(Photo credit: Petrified Forest National Park new entry sign, 1962, courtesy Petrified Forest Ranger, Flickr Creative Commons)
Yesterday I started writing about how the United States essentially pioneered the whole idea of the national parks, and how paradoxical it seems that this very communitarian idea has worked so well in this typically laissez-faire country. I thought I’d continue in that vein today.
One big reason why this approach has had such staying power in America is that America did it first. Quite simply, the idea of national parks was invented here, as an American solution to an American problem. It took hold in the minds of both native-born Americans such as George Catlin and Frederick Law Olmsted, and immigrants such as John Muir. In fact, the parks idea is actually quite old in terms of American history, and, thank goodness, it predates the partisan ideological battles of the 20th and 21st centuries. The first national park to be officially designated was Yellowstone in 1872, though the idea of national parks goes as far back as 1832, when Hot Springs in Arkansas was created as a national reserve. That’s quite a long pedigree. But the main point in terms of broad public acceptance is that “we were first” with this idea. Others copied from us. Maybe it shouldn’t be this way, but it’s a facet that draws nicely on Americans’ sense of their country’s innate exceptionalism.

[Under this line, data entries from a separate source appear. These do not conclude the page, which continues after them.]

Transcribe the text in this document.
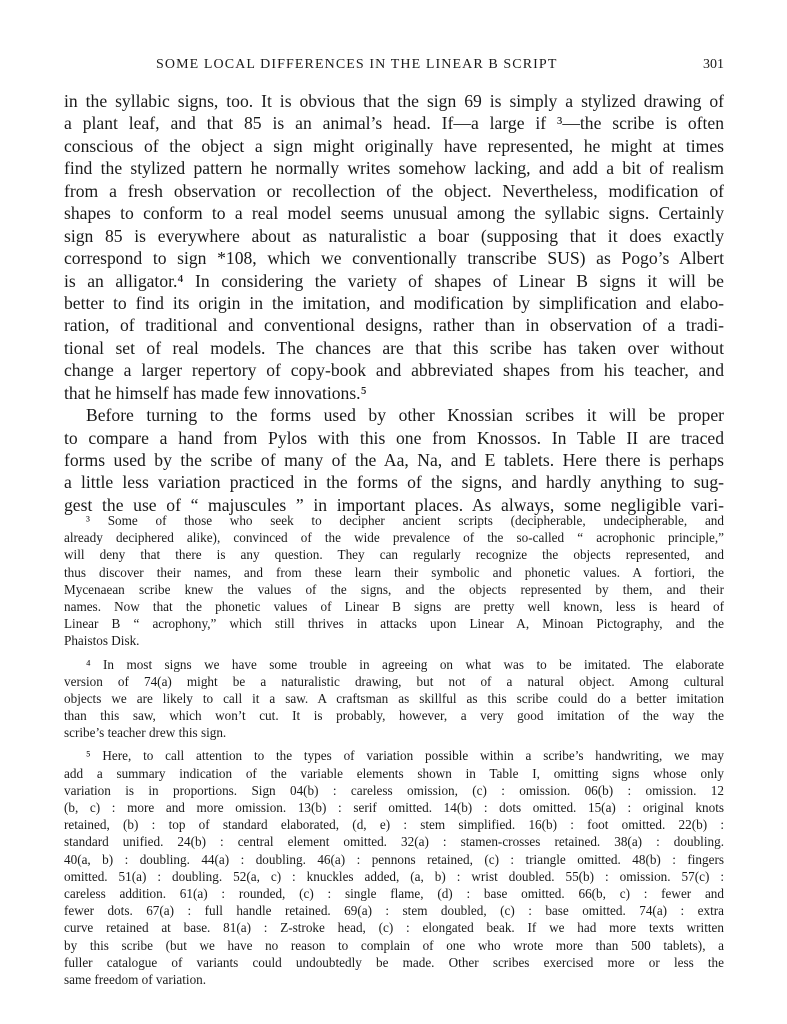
SOME LOCAL DIFFERENCES IN THE LINEAR B SCRIPT	301
in the syllabic signs, too. It is obvious that the sign 69 is simply a stylized drawing of
a plant leaf, and that 85 is an animal’s head. If—a large if ³—the scribe is often
conscious of the object a sign might originally have represented, he might at times
find the stylized pattern he normally writes somehow lacking, and add a bit of realism
from a fresh observation or recollection of the object. Nevertheless, modification of
shapes to conform to a real model seems unusual among the syllabic signs. Certainly
sign 85 is everywhere about as naturalistic a boar (supposing that it does exactly
correspond to sign *108, which we conventionally transcribe SUS) as Pogo’s Albert
is an alligator.⁴ In considering the variety of shapes of Linear B signs it will be
better to find its origin in the imitation, and modification by simplification and elabo-
ration, of traditional and conventional designs, rather than in observation of a tradi-
tional set of real models. The chances are that this scribe has taken over without
change a larger repertory of copy-book and abbreviated shapes from his teacher, and
that he himself has made few innovations.⁵
Before turning to the forms used by other Knossian scribes it will be proper
to compare a hand from Pylos with this one from Knossos. In Table II are traced
forms used by the scribe of many of the Aa, Na, and E tablets. Here there is perhaps
a little less variation practiced in the forms of the signs, and hardly anything to sug-
gest the use of “ majuscules ” in important places. As always, some negligible vari-
³ Some of those who seek to decipher ancient scripts (decipherable, undecipherable, and
already deciphered alike), convinced of the wide prevalence of the so-called “ acrophonic principle,”
will deny that there is any question. They can regularly recognize the objects represented, and
thus discover their names, and from these learn their symbolic and phonetic values. A fortiori, the
Mycenaean scribe knew the values of the signs, and the objects represented by them, and their
names. Now that the phonetic values of Linear B signs are pretty well known, less is heard of
Linear B “ acrophony,” which still thrives in attacks upon Linear A, Minoan Pictography, and the
Phaistos Disk.
⁴ In most signs we have some trouble in agreeing on what was to be imitated. The elaborate
version of 74(a) might be a naturalistic drawing, but not of a natural object. Among cultural
objects we are likely to call it a saw. A craftsman as skillful as this scribe could do a better imitation
than this saw, which won’t cut. It is probably, however, a very good imitation of the way the
scribe’s teacher drew this sign.
⁵ Here, to call attention to the types of variation possible within a scribe’s handwriting, we may
add a summary indication of the variable elements shown in Table I, omitting signs whose only
variation is in proportions. Sign 04(b) : careless omission, (c) : omission. 06(b) : omission. 12
(b, c) : more and more omission. 13(b) : serif omitted. 14(b) : dots omitted. 15(a) : original knots
retained, (b) : top of standard elaborated, (d, e) : stem simplified. 16(b) : foot omitted. 22(b) :
standard unified. 24(b) : central element omitted. 32(a) : stamen-crosses retained. 38(a) : doubling.
40(a, b) : doubling. 44(a) : doubling. 46(a) : pennons retained, (c) : triangle omitted. 48(b) : fingers
omitted. 51(a) : doubling. 52(a, c) : knuckles added, (a, b) : wrist doubled. 55(b) : omission. 57(c) :
careless addition. 61(a) : rounded, (c) : single flame, (d) : base omitted. 66(b, c) : fewer and
fewer dots. 67(a) : full handle retained. 69(a) : stem doubled, (c) : base omitted. 74(a) : extra
curve retained at base. 81(a) : Z-stroke head, (c) : elongated beak. If we had more texts written
by this scribe (but we have no reason to complain of one who wrote more than 500 tablets), a
fuller catalogue of variants could undoubtedly be made. Other scribes exercised more or less the
same freedom of variation.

Another big plus about the national parks idea is that in the beginning its cost to the taxpayer was zero—well, almost zero. A growing level of state and national intervention cost the American people next to nothing for most of the parks’ early history. Remember, one thing the federal government has always had lots of is land. Throughout most of the the 19th century the government was basically giving it away to anyone brave enough to go west and settle and develop it. Most of the land initially designated for national parks was in the West and was already in the possession of the federal government, so it didn’t cost anything to acquire. And where land did have to be obtained, it was usually purchased by public fund-raising or donations from wealthy benefactors (see below). For much of the parks’ early history, there was little or no government funding for development of park resources for tourism or anything else, and such funding as there was mostly came from private interests.
In this way the parks became defined early on not with “wasteful government spending” but with tremendous acts of philanthropy allied with the public good. And these philanthropic acts were associated with some of the brightest and most powerful men in American society—often men who had made their fortunes in the cut-throat world of late 19th century laissez-faire capitalism. Now these men wished to give something back to the nation, in the form of huge parcels of land that they would fight for and sometimes pay for out of their own pockets, to be kept in trust for the American people. They included many of the great industrial families of the age, including the Mellons and especially the Rockefellers. Stephen Mather, the park service’s first director, was not quite in the Rockefeller league, but he was loaded. (As an industrialist, Mather had acquired a personal fortune but had a passion for the parks idea and went to work for the federal government as head of the park service essentially for free.) Add in the fact that the initial impetus for opening up the parks to public visitation was provided not by the government but by the big railroads looking entice fee-paying customers to travel out west in their trains and stay in their luxury hotels.
Thus the foundation stones for the parks and the park service were laid not with faceless Washington bureaucrats but with rich, powerful and influential private figures. So by the time the park service did finally start to receive significant infusions of taxpayer money in the 1950s and 1960s (especially with its Mission 66 project) it was building on almost a century’s worth of positive associations plus private philanthropy dedicated toward the public good—a period of time that allowed its continuing operations to feel like they had become an intricate part of the fabric of American society. This process was only aided when the park service took over the nation’s national battlefields, honoring and preserving the dead from the Revolutionary and Civil Wars (more on this later).
Of course, the park service did eventually start sucking from the public teat. Even before Mission 66 the park service benefitted from FDR’s New Deal, especially with the creation of new parks and with its use of the Civilian Conservation Corps (CCC). And Mission 66 dovetailed nicely with LBJ’s Great Society programs, which provided more funding. And the park service did develop a bureaucracy that could be just as intricate and confusing and downright infuriating as that of any other government department. But the absolute sums in terms of taxpayer money were always miniscule compared with other federal programs, and the benefits of this spending were immediately clear to anyone who visited and enjoyed a NPS site. And in contrast to many other areas of expansion of the federal government in the mid-20th century, the parks and the park service had already had many many decades to “bed down” and seep into the consciousness of the American people. When average Americans thought about the park service they typically didn’t think about faceless, lazy bureaucrats in their offices; they thought about the landscape and the wonders of the American landscape—and more and more, in the 20th century, they thought about that iconic representative of the park service: the park ranger. I’ll come back to that in another post.